We proved the following version of the Hahn-Banach extension theorem in a course I'm taking:
Theorem (Hahn-Banach): Let $X$ be a real vector space and $q : X \to \mathbb{R}$ be sublinear. Let $U \subseteq X$ be a linear subspace and $l : U \to \mathbb{R}$ be a linear functional that satisfies $l(u) \leq q(u)$ for all $u \in U$. Then there exists a linear extension $L : X \to \mathbb{R}$ of $l$ that satisfies $L(x) \leq q(x)$ for all $x \in X$.
Is it true that this Hahn-Banach extension $L$ is also continuous, hence a $\mathbb{R}$-linear functional?
The way we use the theorem later in this course seems to rely on getting a functional out of the extension.
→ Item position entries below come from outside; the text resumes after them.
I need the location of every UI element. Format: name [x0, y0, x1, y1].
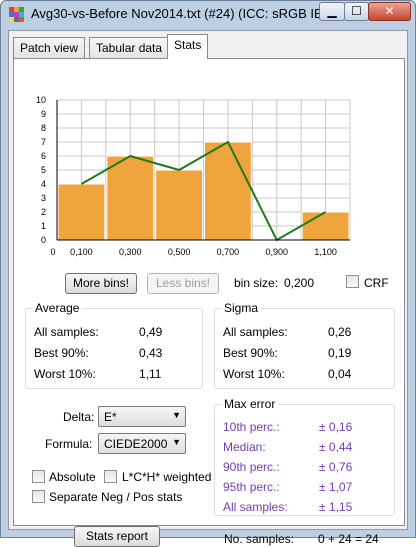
maximize-icon: ☐ — [351, 4, 362, 18]
average-all-label: All samples: — [34, 325, 99, 339]
p10-label: 10th perc.: — [223, 420, 280, 434]
average-worst-value: 1,11 — [139, 367, 162, 381]
samples-label: No. samples: — [224, 532, 295, 546]
bin-size-value: 0,200 — [284, 276, 315, 290]
minimize-icon: ▁ — [327, 4, 337, 18]
sigma-worst-value: 0,04 — [328, 367, 352, 381]
y-tick-label: 8 — [41, 123, 46, 133]
average-worst-label: Worst 10%: — [34, 367, 96, 381]
sigma-all-value: 0,26 — [328, 325, 352, 339]
tab-patch-view[interactable]: Patch view — [13, 37, 86, 58]
histogram-bar — [301, 211, 350, 241]
tab-label: Tabular data — [96, 41, 163, 55]
p95-value: ± 1,07 — [319, 480, 353, 494]
lch-weighted-checkbox[interactable] — [104, 470, 117, 483]
x-tick-labels: 0 0,100 0,300 0,500 0,700 0,900 1,100 — [50, 247, 336, 257]
more-bins-button[interactable]: More bins! — [65, 273, 137, 294]
histogram-chart: 0 1 2 3 4 5 6 7 8 9 10 0 0,100 0,300 0,500 0,700 0,900 1… — [36, 95, 351, 257]
max-error-title: Max error — [221, 397, 279, 411]
average-title: Average — [32, 301, 83, 315]
bin-size-label: bin size: — [234, 276, 279, 290]
y-tick-label: 3 — [41, 193, 46, 203]
window-title: Avg30-vs-Before Nov2014.txt (#24) (ICC: … — [31, 6, 343, 21]
formula-label: Formula: — [45, 437, 93, 451]
crf-label: CRF — [364, 276, 389, 290]
x-tick-label: 0,300 — [119, 247, 142, 257]
lch-weighted-label: L*C*H* weighted — [122, 470, 212, 484]
max-error-group: Max error 10th perc.: ± 0,16 Median: ± 0… — [214, 397, 395, 516]
x-tick-label: 0,100 — [70, 247, 93, 257]
delta-select[interactable]: E* ▼ — [98, 406, 186, 427]
y-tick-label: 9 — [41, 109, 46, 119]
x-tick-label: 1,100 — [314, 247, 337, 257]
y-tick-label: 6 — [41, 151, 46, 161]
sigma-title: Sigma — [221, 301, 262, 315]
separate-stats-checkbox[interactable] — [32, 490, 45, 503]
histogram-bar — [204, 141, 252, 241]
delta-label: Delta: — [63, 410, 95, 424]
x-tick-label: 0,700 — [217, 247, 240, 257]
median-value: ± 0,44 — [319, 440, 353, 454]
all-samples-value: ± 1,15 — [319, 500, 353, 514]
x-tick-label: 0 — [50, 247, 55, 257]
y-tick-label: 10 — [36, 95, 46, 105]
sigma-worst-label: Worst 10%: — [223, 367, 285, 381]
sigma-all-label: All samples: — [223, 325, 288, 339]
crf-checkbox[interactable] — [346, 275, 359, 288]
maximize-button[interactable]: ☐ — [344, 2, 369, 21]
sigma-best-value: 0,19 — [328, 346, 352, 360]
x-tick-label: 0,500 — [168, 247, 191, 257]
tab-label: Stats — [174, 38, 202, 52]
close-icon: ✕ — [384, 4, 395, 18]
title-bar[interactable]: Avg30-vs-Before Nov2014.txt (#24) (ICC: … — [1, 1, 415, 27]
app-window: Avg30-vs-Before Nov2014.txt (#24) (ICC: … — [0, 0, 416, 547]
absolute-checkbox[interactable] — [32, 470, 45, 483]
all-samples-label: All samples: — [223, 500, 288, 514]
app-icon — [9, 7, 25, 23]
tab-tabular-data[interactable]: Tabular data — [89, 37, 170, 58]
stats-panel: 0 1 2 3 4 5 6 7 8 9 10 0 0,100 0,300 0,500 0,700 0,900 1… — [13, 58, 405, 547]
y-tick-label: 5 — [41, 165, 46, 175]
median-label: Median: — [223, 440, 266, 454]
minimize-button[interactable]: ▁ — [319, 2, 345, 21]
p90-label: 90th perc.: — [223, 460, 280, 474]
histogram-bar — [106, 155, 155, 241]
average-best-label: Best 90%: — [34, 346, 89, 360]
y-tick-label: 4 — [41, 179, 46, 189]
separate-stats-label: Separate Neg / Pos stats — [49, 490, 183, 504]
client-area: Patch view Tabular data Stats 0 1 2 3 4 5 6 7 8 9… — [8, 30, 408, 547]
absolute-label: Absolute — [49, 470, 96, 484]
average-group: Average All samples: 0,49 Best 90%: 0,43… — [25, 301, 203, 389]
average-best-value: 0,43 — [139, 346, 163, 360]
chevron-down-icon: ▼ — [172, 437, 181, 447]
x-tick-label: 0,900 — [265, 247, 288, 257]
tab-stats[interactable]: Stats — [167, 34, 209, 59]
p10-value: ± 0,16 — [319, 420, 353, 434]
histogram-bar — [155, 169, 204, 241]
delta-value: E* — [104, 410, 117, 424]
p95-label: 95th perc.: — [223, 480, 280, 494]
samples-value: 0 + 24 = 24 — [318, 532, 379, 546]
chevron-down-icon: ▼ — [172, 410, 181, 420]
y-tick-label: 1 — [41, 221, 46, 231]
histogram-bar — [57, 183, 106, 241]
formula-select[interactable]: CIEDE2000 ▼ — [98, 433, 186, 454]
less-bins-button: Less bins! — [147, 273, 219, 294]
average-all-value: 0,49 — [139, 325, 163, 339]
sigma-best-label: Best 90%: — [223, 346, 278, 360]
y-tick-label: 0 — [41, 235, 46, 245]
y-tick-label: 7 — [41, 137, 46, 147]
p90-value: ± 0,76 — [319, 460, 353, 474]
y-tick-label: 2 — [41, 207, 46, 217]
close-button[interactable]: ✕ — [368, 2, 411, 21]
sigma-group: Sigma All samples: 0,26 Best 90%: 0,19 W… — [214, 301, 395, 389]
stats-report-button[interactable]: Stats report — [74, 526, 160, 547]
tab-label: Patch view — [20, 41, 79, 55]
formula-value: CIEDE2000 — [104, 437, 168, 451]
y-tick-labels: 0 1 2 3 4 5 6 7 8 9 10 — [36, 95, 46, 245]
Additionally, the Wikipedia entry states that Hahn-Banach yields a linear functional.
Some of my thoughts/work so far:
I see that, if $q$ is continuous, then $L$ is also continuous: Let $(x_n) \subseteq X$ with $x_n \to 0$. Then $$ L(x_n) \leq q(x_n) \to 0 $$ $$ -L(x_n) = L(-x_n) \leq q(-x_n) \to 0 $$ So $|L(x_n)| \leq \max\{q(x_n), q(-x_n)\} \to 0$. Hence, $L$ is continuous at $0$, and therefore continuous.
But a sublinear function isn't necessarily continuous... so this doesn't help, right?
From what I showed above, we see that $$ -q(-x) \leq L(x) \leq q(x) \qquad \forall x \in X. $$ Not sure if this inequality might help.
The formulation of Hahn-Banach that you have does not require any topology on $X$. One obvious application is the case where $X$ does have a norm and you use the theorem to extend functionals while preserving the norm.
But the form with the seminorm $q$ is the one that allows one to obtain the geometric form of Hahn-Banach (i.e., the separation theorems) which is often the most useful.